Entre los 600 kilos de hielo que han llegado en los últimos dos años hasta el IzotzaLab desde diversos lugares del mundo —distribuidos en decenas de testigos y guardados en dos arcones—, el equipo del BC3 estudia con especial interés los que llegaron hace meses desde Groenlandia a través de Japón. Se trata de un núcleo que abarca los 120 metros más superficiales de hielo, que alcanzan una edad alrededor de 800 años y que están analizando desde abajo hacia arriba. Los investigadores creen que servirá para comprender los procesos de transformación de nieve y hielo, además de acercarse al momento en que nuestra actividad cambió para siempre la atmósfera, tras la revolución industrial.

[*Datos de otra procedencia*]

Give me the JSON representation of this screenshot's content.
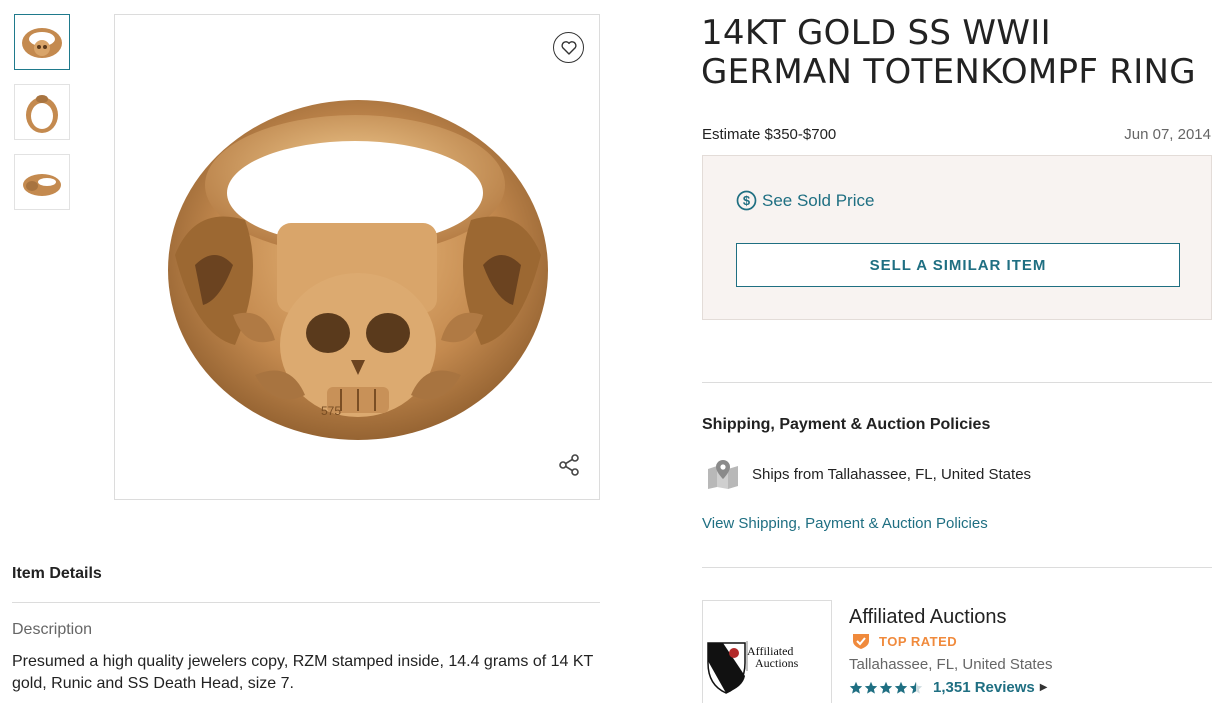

“De momento no vemos un punto de inflexión en la microestructura del hielo, pero nos queda mucho trabajo”, explica Faria. Sus esfuerzos se centran en descifrar los signos escritos en el hielo en forme de grietas, deformaciones y burbujas como si fueran la tipografía de un lenguaje secreto. En una de las imágenes, la luz que atraviesa la muestra permite apreciar el proceso por el que la nieve va transformándose todavía en hielo, como si hubiésemos detenido el tiempo. En otra, tomada con luz superficial y a una escala 10 veces más pequeña, los espacios que han dejado las burbujas rotas al cortar la muestra parecen piedras negras vistas desde las alturas sobre una banquisa ártica.
“Daría para una exposición de arte”, asegura Nicolás González delante de la pantalla. “Somos los primeros en mirar esto y estamos trabajando con una inteligencia artificial que nos permita, solo metiendo este tipo de imágenes, ver todas las características principales, tamaño de grande burbujas, fisuras, etc”, añade. “Nuestro objetivo es proponer un modelo nuevo y mejor que los existentes, un nuevo estándar que afectaría a todos los estudios climáticos del pasado, tanto a los de los polos como a los glaciares”, señala el director del laboratorio.
“El registro histórico climático se mide en puntos que son cada metro o cada diez metros, pero en las últimas investigaciones estamos yendo ya a la escala de centímetros”, resume Faria. Dicho de otra manera, es como si en el libro del clima solo hubiésemos podido leer hasta ahora los títulos de los capítulos, pero necesitáramos empezar a entender las primeras frases. “Tenemos que afinar el registro y mejorar nuestras interpretaciones; hay una presión muy fuerte de la comunidad para crear un modelo más refinado que explique la transformación de la nieve en el hielo sólido y reduzca la incertidumbre de los modelos que el IPCC manejará en los próximos años”, concluye.